Em todo o caso, explica que não
está ou esteve alguma vez em causa a supervisão ou controlo da CNPD de
processos de investigação. Muito menos quando os mesmos já estão nas mãos de um
juiz: “A função jurisdicional nunca foi fiscalizada ou controlada por nós”,
explica. O direito da UE exclui da supervisão os tratamentos de dados pessoais
efetuados sob a autoridade do juiz (este assume por definição a defesa dos
direitos dos cidadãos).
DOIS ROMBOS NO CASCO...
Na crítica ao quadro legislativo
prestes a ser consagrado, Filipa Calvão chama a atenção para duas situações -
aparentes incongruências.
Por um lado, aquilo que fica
agora longe dos olhares da CNPD pode ficar à mão de entidades terceiras. “É uma
coisa caricata: há dados que podem ser verificados e analisados por empresas
privadas, no âmbito de subcontratações feitas por organismos públicos”, como a
da prestação de serviços de informática, diz a presidente da CNPD. Mas o
legislador está é preocupado que a CNPD não aceda a eles. Empresas privadas até
podem; uma entidade administrativa independente é que não!”
Por outro lado, sugere Filipa
Calvão, até pode haver uma forma de a CNPD saber de eventuais tratamentos
indevidos de dados pessoais em Portugal. Mas terá de receber a eventual notícia
de fora, a partir da Autoridade Europeia de Proteção de Dados (EDPS, na sigla
em inglês), embora depois tenha de ficar de braços cruzados.

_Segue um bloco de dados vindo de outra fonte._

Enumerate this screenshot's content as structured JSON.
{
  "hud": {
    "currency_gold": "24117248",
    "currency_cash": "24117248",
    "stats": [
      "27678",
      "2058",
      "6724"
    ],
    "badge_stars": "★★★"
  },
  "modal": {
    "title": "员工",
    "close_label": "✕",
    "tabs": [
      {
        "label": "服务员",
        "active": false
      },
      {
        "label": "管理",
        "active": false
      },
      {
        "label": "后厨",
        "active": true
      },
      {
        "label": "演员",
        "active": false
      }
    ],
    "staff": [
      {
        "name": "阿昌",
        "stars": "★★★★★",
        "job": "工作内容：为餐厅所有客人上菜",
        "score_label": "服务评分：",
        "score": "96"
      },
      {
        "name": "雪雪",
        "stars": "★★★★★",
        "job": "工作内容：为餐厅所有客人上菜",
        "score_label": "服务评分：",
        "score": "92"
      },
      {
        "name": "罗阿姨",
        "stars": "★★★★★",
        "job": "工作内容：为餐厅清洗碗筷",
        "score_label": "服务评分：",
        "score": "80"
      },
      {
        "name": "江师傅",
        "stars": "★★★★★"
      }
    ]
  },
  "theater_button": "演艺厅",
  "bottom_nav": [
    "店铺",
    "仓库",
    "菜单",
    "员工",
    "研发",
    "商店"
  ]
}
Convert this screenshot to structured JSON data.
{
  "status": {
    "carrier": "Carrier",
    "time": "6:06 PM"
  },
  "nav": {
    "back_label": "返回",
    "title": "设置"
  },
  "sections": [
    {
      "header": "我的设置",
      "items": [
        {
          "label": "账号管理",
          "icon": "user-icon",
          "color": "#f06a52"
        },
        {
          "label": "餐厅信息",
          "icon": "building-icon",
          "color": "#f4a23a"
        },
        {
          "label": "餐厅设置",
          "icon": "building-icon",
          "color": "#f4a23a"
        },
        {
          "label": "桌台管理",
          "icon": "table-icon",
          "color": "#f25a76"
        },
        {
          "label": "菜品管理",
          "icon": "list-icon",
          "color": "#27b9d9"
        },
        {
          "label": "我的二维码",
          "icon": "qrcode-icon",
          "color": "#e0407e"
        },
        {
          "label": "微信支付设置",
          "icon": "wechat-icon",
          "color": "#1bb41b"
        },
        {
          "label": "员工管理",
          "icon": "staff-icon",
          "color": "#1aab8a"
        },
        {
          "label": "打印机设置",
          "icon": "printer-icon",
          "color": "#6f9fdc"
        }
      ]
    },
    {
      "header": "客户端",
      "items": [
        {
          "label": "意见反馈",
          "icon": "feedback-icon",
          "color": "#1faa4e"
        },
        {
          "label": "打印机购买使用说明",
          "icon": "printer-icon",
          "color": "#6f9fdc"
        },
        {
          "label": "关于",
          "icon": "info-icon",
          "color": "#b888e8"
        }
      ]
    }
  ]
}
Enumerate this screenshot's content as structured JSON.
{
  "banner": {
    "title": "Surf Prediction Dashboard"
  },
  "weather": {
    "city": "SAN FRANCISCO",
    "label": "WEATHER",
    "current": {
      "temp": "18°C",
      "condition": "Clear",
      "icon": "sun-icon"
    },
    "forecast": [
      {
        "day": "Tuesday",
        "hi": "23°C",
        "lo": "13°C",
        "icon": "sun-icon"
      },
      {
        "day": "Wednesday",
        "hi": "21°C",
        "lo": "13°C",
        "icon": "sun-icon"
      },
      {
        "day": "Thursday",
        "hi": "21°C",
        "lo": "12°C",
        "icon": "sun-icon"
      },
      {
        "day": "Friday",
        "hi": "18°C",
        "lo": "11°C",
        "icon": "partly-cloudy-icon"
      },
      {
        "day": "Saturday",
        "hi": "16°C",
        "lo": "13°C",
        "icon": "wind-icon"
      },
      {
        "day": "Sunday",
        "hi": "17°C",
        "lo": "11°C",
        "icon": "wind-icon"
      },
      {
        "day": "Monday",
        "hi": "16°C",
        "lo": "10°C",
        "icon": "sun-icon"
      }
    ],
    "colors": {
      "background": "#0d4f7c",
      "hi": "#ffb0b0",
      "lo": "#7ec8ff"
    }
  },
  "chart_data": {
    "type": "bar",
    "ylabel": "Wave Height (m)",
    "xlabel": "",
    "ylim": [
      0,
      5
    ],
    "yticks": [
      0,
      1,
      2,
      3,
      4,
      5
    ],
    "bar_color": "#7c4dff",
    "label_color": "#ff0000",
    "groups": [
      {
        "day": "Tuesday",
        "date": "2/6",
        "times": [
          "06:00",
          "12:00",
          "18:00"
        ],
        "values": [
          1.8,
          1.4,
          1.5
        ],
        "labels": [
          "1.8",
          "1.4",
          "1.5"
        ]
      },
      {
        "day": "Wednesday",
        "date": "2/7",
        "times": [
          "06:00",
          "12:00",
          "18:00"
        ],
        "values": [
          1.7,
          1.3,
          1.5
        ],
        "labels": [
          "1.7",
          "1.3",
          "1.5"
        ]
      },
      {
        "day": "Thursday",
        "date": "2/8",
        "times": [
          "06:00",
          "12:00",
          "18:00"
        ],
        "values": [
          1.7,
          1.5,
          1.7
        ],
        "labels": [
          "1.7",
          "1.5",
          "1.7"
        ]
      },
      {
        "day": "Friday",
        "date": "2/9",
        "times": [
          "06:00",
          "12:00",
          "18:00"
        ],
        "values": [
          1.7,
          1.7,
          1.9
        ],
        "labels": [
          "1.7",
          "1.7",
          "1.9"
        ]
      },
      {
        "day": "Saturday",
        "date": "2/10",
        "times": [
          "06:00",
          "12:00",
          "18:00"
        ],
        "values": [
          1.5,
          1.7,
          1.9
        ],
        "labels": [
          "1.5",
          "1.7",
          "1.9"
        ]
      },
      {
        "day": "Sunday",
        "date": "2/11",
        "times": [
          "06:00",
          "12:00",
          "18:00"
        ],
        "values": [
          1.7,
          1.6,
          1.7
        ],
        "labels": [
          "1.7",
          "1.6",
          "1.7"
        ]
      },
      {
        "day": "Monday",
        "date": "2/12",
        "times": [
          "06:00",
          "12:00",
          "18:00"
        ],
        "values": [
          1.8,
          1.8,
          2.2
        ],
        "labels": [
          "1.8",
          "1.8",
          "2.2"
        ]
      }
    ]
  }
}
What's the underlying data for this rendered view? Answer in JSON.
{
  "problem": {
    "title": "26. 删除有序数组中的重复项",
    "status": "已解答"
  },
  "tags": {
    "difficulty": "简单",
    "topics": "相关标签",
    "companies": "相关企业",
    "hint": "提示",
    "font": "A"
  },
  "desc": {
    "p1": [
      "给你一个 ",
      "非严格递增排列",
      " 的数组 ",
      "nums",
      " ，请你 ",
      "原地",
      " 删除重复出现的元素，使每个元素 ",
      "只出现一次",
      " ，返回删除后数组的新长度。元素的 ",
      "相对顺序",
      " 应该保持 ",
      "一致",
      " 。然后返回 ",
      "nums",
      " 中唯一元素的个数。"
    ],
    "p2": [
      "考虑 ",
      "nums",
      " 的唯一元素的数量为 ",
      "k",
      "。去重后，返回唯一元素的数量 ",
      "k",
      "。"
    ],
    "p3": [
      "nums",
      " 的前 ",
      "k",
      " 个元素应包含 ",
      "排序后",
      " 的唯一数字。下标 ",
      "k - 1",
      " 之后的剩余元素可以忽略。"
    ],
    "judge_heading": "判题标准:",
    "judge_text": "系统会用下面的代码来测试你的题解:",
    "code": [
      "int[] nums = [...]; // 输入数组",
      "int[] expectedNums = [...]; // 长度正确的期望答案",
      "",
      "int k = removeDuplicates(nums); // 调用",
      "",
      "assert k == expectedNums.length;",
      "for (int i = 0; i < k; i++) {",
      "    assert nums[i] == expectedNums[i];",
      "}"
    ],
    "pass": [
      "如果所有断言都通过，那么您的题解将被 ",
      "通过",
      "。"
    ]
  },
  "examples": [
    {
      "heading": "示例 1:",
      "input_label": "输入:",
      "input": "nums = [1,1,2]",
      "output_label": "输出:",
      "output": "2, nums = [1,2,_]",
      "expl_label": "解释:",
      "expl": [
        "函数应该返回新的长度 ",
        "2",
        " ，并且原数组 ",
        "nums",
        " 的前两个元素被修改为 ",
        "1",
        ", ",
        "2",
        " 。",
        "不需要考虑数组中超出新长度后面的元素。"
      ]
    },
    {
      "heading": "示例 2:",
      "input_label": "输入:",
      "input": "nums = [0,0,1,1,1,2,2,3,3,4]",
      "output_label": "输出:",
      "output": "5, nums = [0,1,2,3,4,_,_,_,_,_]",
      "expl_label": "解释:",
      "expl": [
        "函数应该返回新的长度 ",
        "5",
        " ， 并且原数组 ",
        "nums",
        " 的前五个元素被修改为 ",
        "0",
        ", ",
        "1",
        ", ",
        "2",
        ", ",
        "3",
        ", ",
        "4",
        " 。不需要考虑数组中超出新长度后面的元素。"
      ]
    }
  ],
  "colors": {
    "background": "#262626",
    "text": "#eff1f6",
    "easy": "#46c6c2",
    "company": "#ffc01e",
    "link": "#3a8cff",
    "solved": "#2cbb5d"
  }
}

Entre as competências da EDPS
está a fiscalização de organismos como a Europol, a Eurojust e outros, que por
sua vez recebem dados pessoais dos vários estados membros da UE (e também de
países terceiros e organizações internacionais).
“No limite, a Autoridade Europeia
de Proteção de Dados pode detetar um tratamento indevido de dados pessoais de
um cidadão português por parte das nossas autoridades judiciárias, contacta a
CNPD para intervir, mas a CNPD não pode agir, porque não pode aceder a esses
dados”, diz Filipa Calvão.
... E A BÓIA DA EUROPA?
Do colete de forças que agora tem
em casa irá certamente já próxima terça-feira Filipa Calvão falar lá fora. Será
em Bruxelas, na reunião do Comité Europeu de Proteção de Dados. O organismo
agrega as diversas autoridades nacionais de proteção de dados, a autoridade
europeia congénere (a EDPS) e a Comissão Europeia.
A Comissão está a “acompanhar a
produção legislativa em cada país” que visa transpor as normas europeias, diz a
presidente da CNPD. Quando a informação chegar às instâncias comunitárias,
Filipa Calvão crê que será uma questão de tempo. "Mais cedo ou mais tarde
vamos ter o Tribunal de Justiça da UE a condenar o Estado português por não
estar a transpor a diretiva em toda a sua amplitude, amputando uma parte que
deve estar sujeita a supervisão independente”.
“Parece que não se está a
perceber que estamos a violar o direito da União Europeia”, desabafa. Resta
saber o que fará o Presidente da República.